Questo colubride è da sempre presente nelle superstizioni contadine: nutrendosi soprattutto di roditori è facile incontrarlo nei pressi delle abitazioni di campagna, nei fienili, nelle stalle di mucche e pecore, luoghi dove spesso i roditori abbondano. In particolare questa sua abitudine di frequentare le stalle gli ha valso il nome popolare di "pasturavacche", appellativo diffuso in varie zone dell'Italia centro-meridionale in uso anche nell'area matesina, legato alla credenza del tutto infondata secondo la quale il cervone sarebbe ghiotto di latte al punto da attaccarsi alle mammelle di mucche e addirittura di donne in allattamento. Nella realtà i serpenti ed i rettili in generale non sono in grado di digerire il galattosio quindi un’alimentazione a base di latte sarebbe certamente incompatibile con la loro sopravvivenza.

 

Elaphe quattuorlineata è diffusa con diverse sottospecie nell’Europa sud orientale e nell’Asia occidentale fino al Mar Caspio. In Italia è presente dalla Toscana in giù e manca nelle isole. Si tratta di un serpente dal corpo robusto con colorazione marrone chiaro con quattro caratteristiche linee dorsali scure che partendo dalla base della testa percorrono tutto il corpo fondendosi poi all’altezza della cloaca.

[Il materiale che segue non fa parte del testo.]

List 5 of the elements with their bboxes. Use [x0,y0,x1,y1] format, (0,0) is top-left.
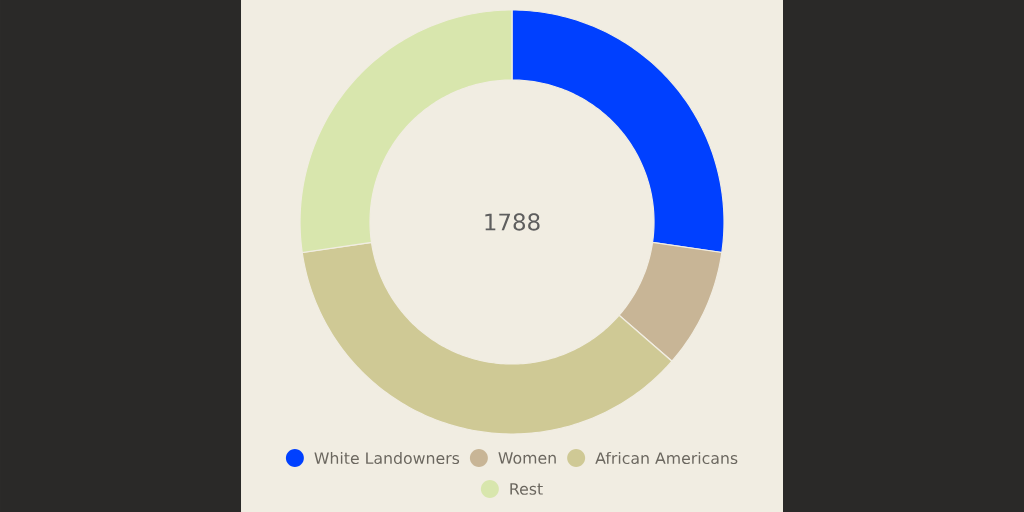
legend-label: White Landowners [314,451,460,465]
text: 1788 [485,213,540,231]
legend-label: Rest [510,483,543,495]
legend-label: Women [498,452,556,464]
legend-label: African Americans [595,451,738,465]
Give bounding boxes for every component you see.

La testa ben distinta dal corpo presenta occhi grandi con pupilla rotonda ed una caratteristica striscia postoculare nera. Le femmine a parità di età sono più grandi dei maschi e questi ultimi presentano coda più lunga e grossa. Gli esemplari giovani hanno una livrea molto diversa caratterizzata da macchie scure su fondo bianco-grigiastro.

 

Il cervone predilige le aree ricche di vegetazione in pianura e collina, raramente si incontra al di sopra dei 1000 m di altitudine. Di abitudini prettamente diurne è un abile arrampicatore ed un buon nuotatore. Le sue prede sono costituite in gran parte da roditori, uccelli, comprese uova e nidiacei, che caccia arrampicandosi sugli alberi. Gli esemplari giovani si nutrono prevalentemente di lucertole ed ortotteri. Il periodo di attività va da marzo ad ottobre, nei mesi più freddi si ritira per lo svernamento in anfratti e nelle tane abbandonate dei roditori, talvolta in compagnia di altre specie di serpenti. L’accoppiamento avviene in primavera e dopo circa quattro settimane di gestazione le femmine depongono da 3 a 18 uova dalle quali in settembre fuoriescono i piccoli lunghi alla nascita circa 30 cm.

 

Il più grande serpente italiano è un animale di indole docile e tranquilla che molto raramente ricorre al morso per difesa ed è quindi del tutto innocuo per l’uomo. Risente fortemente del disboscamento, degli incendi e della riduzione delle aree coltivate: queste attività umane riducono l’habitat delle sue prede abituali e le sue possibilità di rifugiarsi dai predatori. Elaphe quattuorlineata è classificata tra le specie potenzialmente minacciate (NT) nella lista rossa IUCN. La specie è protetta dalla Convenzione di Berna ed è inclusa nella direttiva Habitat 92/43/CEE.